Achieving cost recovery and demonstrating progress in the three elements of value-for-money (economy, efficiency and effectiveness).

Customers

Demonstrated by:

Ensuring that at least 80% of customers in the veterinary pharmaceutical industry consider the level of service provided by the VMD to be good or excellent and that the VMD act on areas identified requiring improvement within the confines of the available resources.

Policy customers in DEFRA and 0ther Government Departments considering the level of service provided by the VMD to be satisfactory.

Operations/Policy Delivery

Demonstrated by:

Authorising veterinary medicinal products according to legislative requirements and their ongoing benefit: risk assessment remaining positive through taking proportionate action on quality, safety and efficacy as necessary.

Providing evidence of actions that encourage the responsible, safe and effective use of veterinary medicinal products according to the legislative requirements through proportionate surveillance and inspection activities—and where necessary using enforcement action to detect and deter illegal use.

Ensuring UK policy principles influence EU legislative change, further the principles of market harmonisation and the development of efficient and effective procedures and guidance within the European Medicines Regulatory Network.

Capacity and Capability

Demonstrated by:

Ensuring the VMD utilises its funding streams efficiently to maintain capability and capacity to deliver its business objectives and is fit for purpose.
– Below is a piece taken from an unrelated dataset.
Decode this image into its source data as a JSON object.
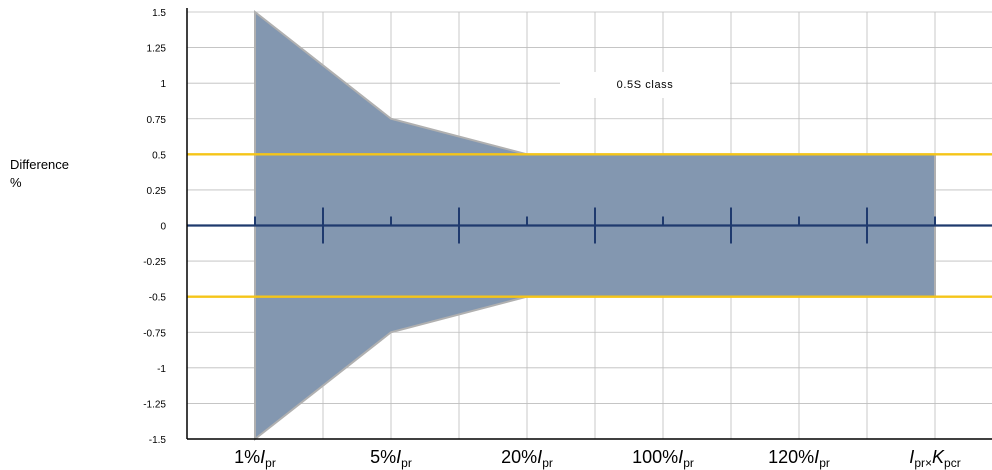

Further details are given in the VMD business plan for 2011-12 to 2014-15, a copy of which has been placed on the VMD website.

The Food and Environment Research Agency (Fera) will work to the following key business outcomes for 2011-12:

Value for money (financial performance)

Demonstrated by:

Meeting agreed financial performance, service delivery and efficiency targets.
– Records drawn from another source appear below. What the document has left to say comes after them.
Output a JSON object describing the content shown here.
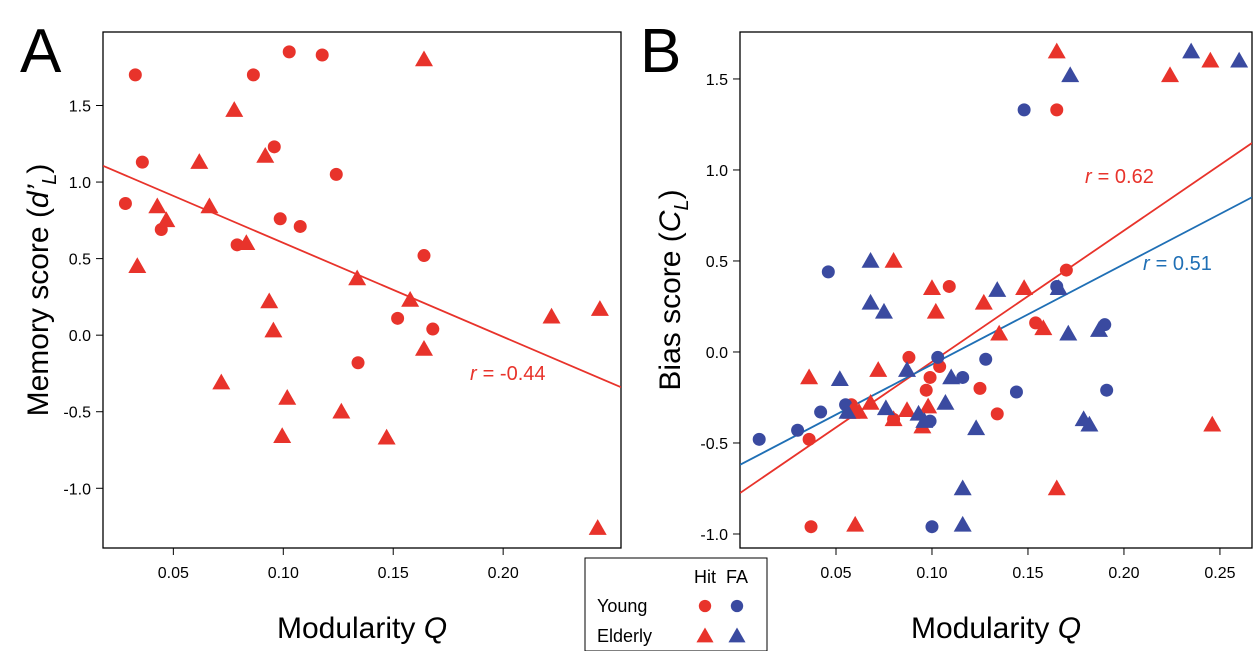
{
  "chart_data": [
    {
      "type": "scatter",
      "panel_label": "A",
      "x_label": [
        "Modularity ",
        "Q"
      ],
      "y_label": [
        "Memory score (",
        "d’",
        "L",
        ")"
      ],
      "xlim": [
        0.018,
        0.2536
      ],
      "ylim": [
        -1.39,
        1.98
      ],
      "xticks": [
        0.05,
        {
          "value": 0.1,
          "label": "0.10"
        },
        0.15,
        {
          "value": 0.2,
          "label": "0.20"
        }
      ],
      "yticks": [
        {
          "value": -1,
          "label": "-1.0"
        },
        -0.5,
        {
          "value": 0,
          "label": "0.0"
        },
        0.5,
        {
          "value": 1,
          "label": "1.0"
        },
        1.5
      ],
      "series": [
        {
          "name": "Young",
          "marker": "circle",
          "color": "#e8332b",
          "x": [
            0.0282,
            0.0327,
            0.0359,
            0.0445,
            0.079,
            0.0864,
            0.0959,
            0.0986,
            0.1027,
            0.1077,
            0.1177,
            0.1241,
            0.134,
            0.152,
            0.164,
            0.168
          ],
          "y": [
            0.86,
            1.7,
            1.13,
            0.69,
            0.59,
            1.7,
            1.23,
            0.76,
            1.85,
            0.71,
            1.83,
            1.05,
            -0.18,
            0.11,
            0.52,
            0.04
          ]
        },
        {
          "name": "Elderly",
          "marker": "triangle",
          "color": "#e8332b",
          "x": [
            0.0336,
            0.0427,
            0.0468,
            0.0618,
            0.0664,
            0.0718,
            0.0777,
            0.0832,
            0.0918,
            0.0936,
            0.0955,
            0.0995,
            0.1018,
            0.1264,
            0.1336,
            0.147,
            0.1577,
            0.164,
            0.164,
            0.222,
            0.244,
            0.243
          ],
          "y": [
            0.45,
            0.84,
            0.75,
            1.13,
            0.84,
            -0.31,
            1.47,
            0.6,
            1.17,
            0.22,
            0.03,
            -0.66,
            -0.41,
            -0.5,
            0.37,
            -0.67,
            0.23,
            1.8,
            -0.09,
            0.12,
            0.17,
            -1.26
          ]
        }
      ],
      "fit_lines": [
        {
          "color": "#e8332b",
          "x": [
            0.018,
            0.2536
          ],
          "y": [
            1.106,
            -0.34
          ],
          "symbol": "r",
          "text": "= -0.44"
        }
      ]
    },
    {
      "type": "scatter",
      "panel_label": "B",
      "x_label": [
        "Modularity ",
        "Q"
      ],
      "y_label": [
        "Bias score (",
        "C",
        "L",
        ")"
      ],
      "xlim": [
        0.0,
        0.2667
      ],
      "ylim": [
        -1.077,
        1.758
      ],
      "xticks": [
        0.05,
        {
          "value": 0.1,
          "label": "0.10"
        },
        0.15,
        {
          "value": 0.2,
          "label": "0.20"
        },
        0.25
      ],
      "yticks": [
        {
          "value": -1,
          "label": "-1.0"
        },
        -0.5,
        {
          "value": 0,
          "label": "0.0"
        },
        0.5,
        {
          "value": 1,
          "label": "1.0"
        },
        1.5
      ],
      "series": [
        {
          "name": "Young",
          "measure": "Hit",
          "marker": "circle",
          "color": "#e8332b",
          "x": [
            0.036,
            0.037,
            0.058,
            0.088,
            0.08,
            0.097,
            0.099,
            0.104,
            0.109,
            0.125,
            0.134,
            0.154,
            0.17,
            0.165
          ],
          "y": [
            -0.48,
            -0.96,
            -0.29,
            -0.03,
            -0.37,
            -0.21,
            -0.14,
            -0.08,
            0.36,
            -0.2,
            -0.34,
            0.16,
            0.45,
            1.33
          ]
        },
        {
          "name": "Young",
          "measure": "FA",
          "marker": "circle",
          "color": "#3a4aa0",
          "x": [
            0.01,
            0.03,
            0.042,
            0.046,
            0.055,
            0.1,
            0.099,
            0.103,
            0.116,
            0.128,
            0.144,
            0.148,
            0.19,
            0.191,
            0.165
          ],
          "y": [
            -0.48,
            -0.43,
            -0.33,
            0.44,
            -0.29,
            -0.96,
            -0.38,
            -0.03,
            -0.14,
            -0.04,
            -0.22,
            1.33,
            0.15,
            -0.21,
            0.36
          ]
        },
        {
          "name": "Elderly",
          "measure": "Hit",
          "marker": "triangle",
          "color": "#e8332b",
          "x": [
            0.036,
            0.06,
            0.058,
            0.062,
            0.068,
            0.072,
            0.08,
            0.08,
            0.087,
            0.095,
            0.098,
            0.1,
            0.102,
            0.127,
            0.135,
            0.148,
            0.158,
            0.165,
            0.165,
            0.224,
            0.245,
            0.246
          ],
          "y": [
            -0.14,
            -0.95,
            -0.33,
            -0.33,
            -0.28,
            -0.1,
            0.5,
            -0.37,
            -0.32,
            -0.41,
            -0.3,
            0.35,
            0.22,
            0.27,
            0.1,
            0.35,
            0.13,
            1.65,
            -0.75,
            1.52,
            1.6,
            -0.4
          ]
        },
        {
          "name": "Elderly",
          "measure": "FA",
          "marker": "triangle",
          "color": "#3a4aa0",
          "x": [
            0.052,
            0.056,
            0.068,
            0.068,
            0.075,
            0.076,
            0.087,
            0.093,
            0.096,
            0.107,
            0.11,
            0.116,
            0.116,
            0.123,
            0.134,
            0.166,
            0.171,
            0.172,
            0.179,
            0.182,
            0.187,
            0.235,
            0.26
          ],
          "y": [
            -0.15,
            -0.33,
            0.5,
            0.27,
            0.22,
            -0.31,
            -0.1,
            -0.34,
            -0.38,
            -0.28,
            -0.14,
            -0.75,
            -0.95,
            -0.42,
            0.34,
            0.35,
            0.1,
            1.52,
            -0.37,
            -0.4,
            0.12,
            1.65,
            1.6
          ]
        }
      ],
      "fit_lines": [
        {
          "color": "#e8332b",
          "x": [
            0.0,
            0.2667
          ],
          "y": [
            -0.775,
            1.148
          ],
          "symbol": "r",
          "text": "= 0.62"
        },
        {
          "color": "#1f6fb5",
          "x": [
            0.0,
            0.2667
          ],
          "y": [
            -0.62,
            0.85
          ],
          "symbol": "r",
          "text": "= 0.51"
        }
      ]
    }
  ],
  "legend": {
    "columns": [
      "Hit",
      "FA"
    ],
    "rows": [
      "Young",
      "Elderly"
    ],
    "colors": [
      "#e8332b",
      "#3a4aa0"
    ],
    "markers": [
      "circle",
      "triangle"
    ]
  }
}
Customers (Customer focus)

Demonstrated by:

Delivering the outcomes detailed in the DEFRA/Fera SLA through the provision of independent and impartial advice.

Performance

Demonstrated by:

Delivering effective and efficient plant health, bee health and PVS policy services and outcomes.

Science Capability and Incident Response

Demonstrated by:

Providing a robust food and environmental research, response and recovery capability that supports Fera’s, DEFRA’s and wider Government requirements.

Leadership

Demonstrated by:

Developing and maintaining a culture of ownership and accountability that values everyone for their contribution.
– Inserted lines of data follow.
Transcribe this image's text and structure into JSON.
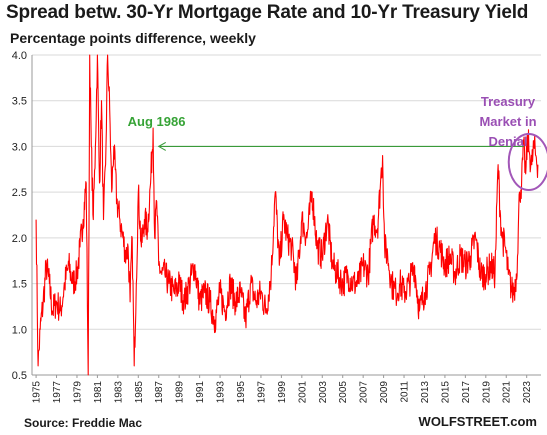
{
  "colors": {
    "series": "#ff0000",
    "arrow": "#3a9a3a",
    "circle": "#a257b8",
    "grid": "#d9d9d9",
    "label_aug": "#36a336",
    "label_denial": "#9a4fb4"
  },
  "chart_data": {
    "type": "line",
    "title": "Spread betw. 30-Yr Mortgage Rate and 10-Yr Treasury Yield",
    "subtitle": "Percentage points difference, weekly",
    "ylim": [
      0.5,
      4.0
    ],
    "yticks": [
      "0.5",
      "1.0",
      "1.5",
      "2.0",
      "2.5",
      "3.0",
      "3.5",
      "4.0"
    ],
    "ytick_values": [
      0.5,
      1.0,
      1.5,
      2.0,
      2.5,
      3.0,
      3.5,
      4.0
    ],
    "xlim": [
      1974.6,
      2024.4
    ],
    "xticks": [
      "1975",
      "1977",
      "1979",
      "1981",
      "1983",
      "1985",
      "1987",
      "1989",
      "1991",
      "1993",
      "1995",
      "1997",
      "1999",
      "2001",
      "2003",
      "2005",
      "2007",
      "2009",
      "2011",
      "2013",
      "2015",
      "2017",
      "2019",
      "2021",
      "2023"
    ],
    "xtick_values": [
      1975,
      1977,
      1979,
      1981,
      1983,
      1985,
      1987,
      1989,
      1991,
      1993,
      1995,
      1997,
      1999,
      2001,
      2003,
      2005,
      2007,
      2009,
      2011,
      2013,
      2015,
      2017,
      2019,
      2021,
      2023
    ],
    "grid": "horizontal",
    "series": [
      {
        "x": [
          1975.0,
          1975.2,
          1975.4,
          1975.7,
          1976.0,
          1976.3,
          1976.6,
          1977.0,
          1977.4,
          1977.8,
          1978.2,
          1978.6,
          1979.0,
          1979.3,
          1979.6,
          1979.9,
          1980.1,
          1980.25,
          1980.4,
          1980.6,
          1980.8,
          1981.0,
          1981.2,
          1981.4,
          1981.6,
          1981.8,
          1982.0,
          1982.2,
          1982.4,
          1982.6,
          1982.9,
          1983.2,
          1983.5,
          1983.8,
          1984.0,
          1984.2,
          1984.4,
          1984.6,
          1984.8,
          1985.0,
          1985.3,
          1985.6,
          1985.9,
          1986.2,
          1986.45,
          1986.6,
          1986.8,
          1987.0,
          1987.3,
          1987.6,
          1988.0,
          1988.5,
          1989.0,
          1989.5,
          1990.0,
          1990.5,
          1991.0,
          1991.5,
          1992.0,
          1992.5,
          1993.0,
          1993.5,
          1994.0,
          1994.5,
          1995.0,
          1995.5,
          1996.0,
          1996.5,
          1997.0,
          1997.5,
          1998.0,
          1998.4,
          1998.8,
          1999.2,
          1999.6,
          2000.0,
          2000.5,
          2001.0,
          2001.5,
          2002.0,
          2002.5,
          2003.0,
          2003.5,
          2004.0,
          2004.5,
          2005.0,
          2005.5,
          2006.0,
          2006.5,
          2007.0,
          2007.5,
          2008.0,
          2008.4,
          2008.7,
          2008.9,
          2009.1,
          2009.4,
          2009.8,
          2010.2,
          2010.6,
          2011.0,
          2011.5,
          2012.0,
          2012.5,
          2013.0,
          2013.5,
          2014.0,
          2014.5,
          2015.0,
          2015.5,
          2016.0,
          2016.5,
          2017.0,
          2017.5,
          2018.0,
          2018.5,
          2019.0,
          2019.5,
          2019.9,
          2020.2,
          2020.4,
          2020.6,
          2020.9,
          2021.2,
          2021.6,
          2021.9,
          2022.1,
          2022.3,
          2022.5,
          2022.7,
          2022.9,
          2023.1,
          2023.3,
          2023.5,
          2023.7,
          2023.9,
          2024.1
        ],
        "values": [
          2.2,
          0.6,
          1.0,
          1.3,
          1.7,
          1.5,
          1.2,
          1.3,
          1.2,
          1.5,
          1.7,
          1.5,
          1.6,
          1.9,
          2.2,
          2.6,
          0.5,
          4.0,
          3.0,
          2.2,
          3.0,
          4.0,
          2.6,
          3.5,
          2.2,
          2.8,
          4.0,
          3.4,
          2.5,
          3.0,
          2.4,
          2.2,
          2.0,
          1.8,
          1.9,
          1.3,
          2.0,
          0.6,
          1.5,
          2.5,
          1.9,
          2.2,
          2.1,
          2.6,
          3.2,
          2.0,
          2.4,
          1.7,
          1.6,
          1.6,
          1.5,
          1.4,
          1.5,
          1.3,
          1.5,
          1.7,
          1.3,
          1.4,
          1.3,
          1.1,
          1.4,
          1.2,
          1.5,
          1.3,
          1.4,
          1.1,
          1.5,
          1.3,
          1.4,
          1.2,
          1.6,
          2.5,
          1.7,
          2.2,
          2.0,
          1.9,
          1.5,
          2.2,
          2.0,
          2.5,
          1.9,
          1.8,
          2.2,
          1.7,
          1.6,
          1.5,
          1.6,
          1.5,
          1.5,
          1.7,
          1.6,
          2.2,
          2.1,
          2.6,
          2.9,
          1.9,
          1.8,
          1.5,
          1.4,
          1.5,
          1.4,
          1.5,
          1.7,
          1.2,
          1.4,
          1.6,
          2.0,
          1.9,
          1.7,
          1.8,
          1.6,
          1.8,
          1.7,
          1.8,
          2.0,
          1.6,
          1.6,
          1.7,
          1.6,
          2.8,
          2.3,
          2.0,
          1.9,
          1.6,
          1.4,
          1.5,
          1.8,
          2.5,
          2.6,
          3.0,
          2.7,
          3.1,
          2.9,
          2.8,
          3.0,
          2.9,
          2.8
        ]
      }
    ],
    "annotations": [
      {
        "text": "Aug 1986",
        "x": 1986.6,
        "y": 3.2
      },
      {
        "text": "Treasury",
        "x": 2022.9,
        "y": 3.0
      },
      {
        "text": "Market in",
        "x": 2022.9,
        "y": 3.0
      },
      {
        "text": "Denial",
        "x": 2022.9,
        "y": 3.0
      }
    ]
  },
  "footer": {
    "source": "Source: Freddie Mac",
    "brand": "WOLFSTREET.com"
  }
}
Embedding Sustainability and Support for the Big Society

Demonstrated by:

Driving value by maximising the exploitation of our assets and embedding the principles of sustainability further into our business operations.

Further details are given in the Fera business plan for 2011-12, a copy of which has been placed on the Fera website.



The Rural Payments Agency will work to the following interim key business outcomes for 2011-12:

Value for money (Effectively delivering accurate and timely payments)

Demonstrated by:

The single payment scheme fund being paid, in an accurate and cost-effective manner, between 1 December 2011 and 30 June 2012.

(i) SPS 2011 payments by value to customers in regulatory window (> 95.238% by 30 June 2012).

(ii) Additional indicators to be available after the delivery of the RPA strategic improvement plan.

To process and pay valid claims for trader schemes and rural development implementation schemes.

(i) 90% within Ministerial guidelines (28 days).

(ii) 99% within set EU Commission deadlines or in their absence 60 days of receipt of the claim.

Customers (Putting customers at the heart of Agency delivery)

Demonstrated by:

Demonstrating strong commitment to focus on customers by delivering a clear set of customer service standards for the end of August 2011.

Delivering operational excellence

Demonstrated by:

Minimising the risk of disallowance and make payments accurate to within materiality for all subsidy schemes under RPA’s direct management with current indicative levels.



Further details are given in the interim RPA business plan for 2011-12, a copy of which has been placed on the RPA website. That plan, including objectives and indicators will be reviewed and updated when a longer-term strategic plan is implemented in late summer.



Copies of the business plans will be placed in the Libraries of the House.